ON another occasion, I had a friend from the US visiting, and we rented a car to go to Vienna. As luck would have it, I drew another 520i-- black/black w/ black high gloss trim (my favorite). He kept saying thinsg like : "Wow- this is an amazing car". We'd fight to drive it-- and ended up pulling over at nearly every other rest stop to switch drivers.

So, why did I end up w/ an e46 after all those great 5 experiences? I decided that I liked the more connected feeling of the 3-- I felt like the 5 was "too much car for me". I also had trouble justifying its price premium, given that the e46 and e39 share a lot of engineering and parts. I also just liked the layout of the e46 interior a little better-- you can tell that its a refinement of the e39 interior with some detail changes to make it more usable (like moving the climate control up, for example).

Did I make the right decision? I still struggle with that-- I'll always be a big fan of the e39-- and as I write this, those fantasies of buying one of the last off the assembly line, creep into my thoughts.

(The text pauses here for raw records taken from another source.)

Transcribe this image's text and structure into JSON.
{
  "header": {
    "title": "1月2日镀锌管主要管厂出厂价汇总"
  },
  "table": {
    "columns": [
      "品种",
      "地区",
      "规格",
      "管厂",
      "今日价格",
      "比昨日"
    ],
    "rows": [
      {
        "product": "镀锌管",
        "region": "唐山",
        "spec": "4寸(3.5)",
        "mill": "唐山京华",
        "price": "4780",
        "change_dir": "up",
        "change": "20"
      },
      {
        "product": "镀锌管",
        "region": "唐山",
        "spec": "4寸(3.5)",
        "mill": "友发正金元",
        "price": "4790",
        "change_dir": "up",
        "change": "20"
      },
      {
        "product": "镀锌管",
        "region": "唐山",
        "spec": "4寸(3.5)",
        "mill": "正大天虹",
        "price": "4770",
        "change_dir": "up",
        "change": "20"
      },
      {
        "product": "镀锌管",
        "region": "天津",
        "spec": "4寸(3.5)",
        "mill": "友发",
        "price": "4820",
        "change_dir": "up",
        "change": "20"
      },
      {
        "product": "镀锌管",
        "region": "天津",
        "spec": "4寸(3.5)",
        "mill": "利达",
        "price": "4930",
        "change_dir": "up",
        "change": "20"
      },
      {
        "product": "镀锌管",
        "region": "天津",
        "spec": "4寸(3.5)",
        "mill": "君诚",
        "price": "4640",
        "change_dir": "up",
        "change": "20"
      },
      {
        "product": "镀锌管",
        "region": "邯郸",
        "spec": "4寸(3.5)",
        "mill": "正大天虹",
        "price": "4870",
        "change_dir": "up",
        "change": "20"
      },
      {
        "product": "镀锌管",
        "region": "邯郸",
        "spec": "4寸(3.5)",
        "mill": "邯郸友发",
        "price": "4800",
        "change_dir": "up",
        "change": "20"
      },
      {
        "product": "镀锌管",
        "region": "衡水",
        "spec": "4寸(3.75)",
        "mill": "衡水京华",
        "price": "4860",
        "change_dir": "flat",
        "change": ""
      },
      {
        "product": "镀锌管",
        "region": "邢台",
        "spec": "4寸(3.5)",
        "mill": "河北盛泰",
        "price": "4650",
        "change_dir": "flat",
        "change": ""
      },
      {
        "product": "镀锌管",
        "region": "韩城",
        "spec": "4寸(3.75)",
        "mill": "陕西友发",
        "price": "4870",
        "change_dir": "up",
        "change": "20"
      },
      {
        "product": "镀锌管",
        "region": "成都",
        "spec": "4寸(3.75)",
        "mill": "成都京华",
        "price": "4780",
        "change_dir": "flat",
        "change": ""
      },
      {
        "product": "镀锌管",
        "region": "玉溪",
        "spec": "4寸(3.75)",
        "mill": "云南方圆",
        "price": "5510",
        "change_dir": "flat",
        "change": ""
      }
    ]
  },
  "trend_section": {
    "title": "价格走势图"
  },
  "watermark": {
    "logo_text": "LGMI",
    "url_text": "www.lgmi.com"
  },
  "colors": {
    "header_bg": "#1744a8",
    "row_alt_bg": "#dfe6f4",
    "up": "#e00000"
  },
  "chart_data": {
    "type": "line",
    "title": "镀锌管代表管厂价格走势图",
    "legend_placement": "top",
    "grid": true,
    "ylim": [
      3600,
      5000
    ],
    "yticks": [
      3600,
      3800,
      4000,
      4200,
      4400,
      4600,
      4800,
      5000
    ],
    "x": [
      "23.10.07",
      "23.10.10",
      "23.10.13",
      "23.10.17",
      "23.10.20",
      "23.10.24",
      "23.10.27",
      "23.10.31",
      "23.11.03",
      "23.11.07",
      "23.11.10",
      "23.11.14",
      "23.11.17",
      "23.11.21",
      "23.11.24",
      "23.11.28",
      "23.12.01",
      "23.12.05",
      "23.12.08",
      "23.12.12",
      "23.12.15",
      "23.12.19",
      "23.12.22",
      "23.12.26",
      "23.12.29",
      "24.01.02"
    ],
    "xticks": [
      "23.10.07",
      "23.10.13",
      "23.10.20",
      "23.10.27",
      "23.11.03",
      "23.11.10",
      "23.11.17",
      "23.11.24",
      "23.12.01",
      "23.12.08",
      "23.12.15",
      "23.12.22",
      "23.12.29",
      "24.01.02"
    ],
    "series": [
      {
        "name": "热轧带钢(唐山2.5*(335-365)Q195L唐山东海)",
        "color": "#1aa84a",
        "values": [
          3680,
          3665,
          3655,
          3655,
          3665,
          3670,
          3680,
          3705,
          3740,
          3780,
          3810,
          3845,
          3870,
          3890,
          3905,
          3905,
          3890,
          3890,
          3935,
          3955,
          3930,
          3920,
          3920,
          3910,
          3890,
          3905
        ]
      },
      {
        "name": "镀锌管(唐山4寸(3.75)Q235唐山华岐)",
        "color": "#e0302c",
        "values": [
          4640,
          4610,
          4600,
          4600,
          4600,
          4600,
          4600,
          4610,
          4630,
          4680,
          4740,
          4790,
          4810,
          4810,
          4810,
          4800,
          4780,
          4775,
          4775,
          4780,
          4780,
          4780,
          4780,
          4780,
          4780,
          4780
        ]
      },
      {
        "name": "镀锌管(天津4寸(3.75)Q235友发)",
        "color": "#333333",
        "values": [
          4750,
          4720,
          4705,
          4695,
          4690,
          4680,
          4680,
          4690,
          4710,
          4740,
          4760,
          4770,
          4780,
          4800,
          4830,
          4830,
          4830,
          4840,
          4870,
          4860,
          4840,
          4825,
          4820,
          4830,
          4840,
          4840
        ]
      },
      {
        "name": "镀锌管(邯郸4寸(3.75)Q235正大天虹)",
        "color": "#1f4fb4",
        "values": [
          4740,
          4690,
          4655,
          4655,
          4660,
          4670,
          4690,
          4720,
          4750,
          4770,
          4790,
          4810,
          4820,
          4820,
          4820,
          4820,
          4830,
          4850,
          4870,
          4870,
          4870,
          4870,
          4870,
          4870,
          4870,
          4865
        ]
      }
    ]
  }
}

I also really do like my e46, and am "attached" to it. By nature the e39 is a little more "aloof"- I wonder if I'd still feel as attached to it if I'd owned one for a few years. For now, whenever, I see a nice e39, I can't help admiring it. In some ways, I think the e46 (atleast 01 and prior) is prettier, but the e39 has such a great presence (so solid, cool, unflappable, muscular). But when I actually think about it more analytically, I just can't justify it. Is that enough "intangibles" for you?


----------



## Tanin (Dec 21, 2001)

robg,

Yes, that is enough "intangibles" for me. Thanks for great response.

Sounds like we struggle over similar thoughts regarding both vehicles. The refinement, handling/stability (I’ve taken an E39 to GPS verified 152 mph), road noise isolation, and freeway speed cruising are what establish the “intangibles” with the 540 Sport. That 4.4L engine is beautiful and 3rd gear on the freeway is unmatched by few cars. 
I have modified the engine, exhaust and suspension on my 330 and love hearing the vehicle and feeling the road. Are there times when I wish for more refined cruiser for long rides, more torque at 70mph, or those awesome sport seats in the 540…………..absolutely! 

The problem is that I can build a laundry list of praise for the E39 and another for E46 just as long. 

If I can talk my wife into a ’98 Carrera S for a weekend/track car my problem would be solved. Until then I have to find the best compromise.

Not that the E46 or E39 is anything near a compromise


----------



## hts (Dec 19, 2001)

robg said:


> *You asked for it...
> 
> I also had trouble justifying its price premium, given that the e46 and e39 share a lot of engineering and parts. *


Hmph, I never knew as much. Learn something new every day around here.


----------



## crete (May 16, 2003)

Tanin said:


> *I currently drive a 2001 330i SP 5 speed and put 45k miles on her and still (intentionally) miss my exits for more seat time. I'm in the market for a new BMW and ready to order a 2003 330i ZHP but seriously considering a 2003 540 6 speed.
> Tanin *


I tested a few 330's when I was looking but decided on the 540ia w/sport. Reasons mostly are what others have stated here but also that I was more comfortable in the 540 over the 3 series. I want to keep this car for a long time and felt the 540 was the car I could grow into and feel comfortable with 5 or more years down the road. The 330, I felt I would grow out of and get tired of because the ride is slightly rougher than the 540 in comfort.

Now if you are looking at the new 540's realize that are not sending in orders anymore so you have to take your chances with whatever is out there on dealer lots or just about to come in.

After one month with my 540 I do not regret at all passing up on the 330.

Good luck.


----------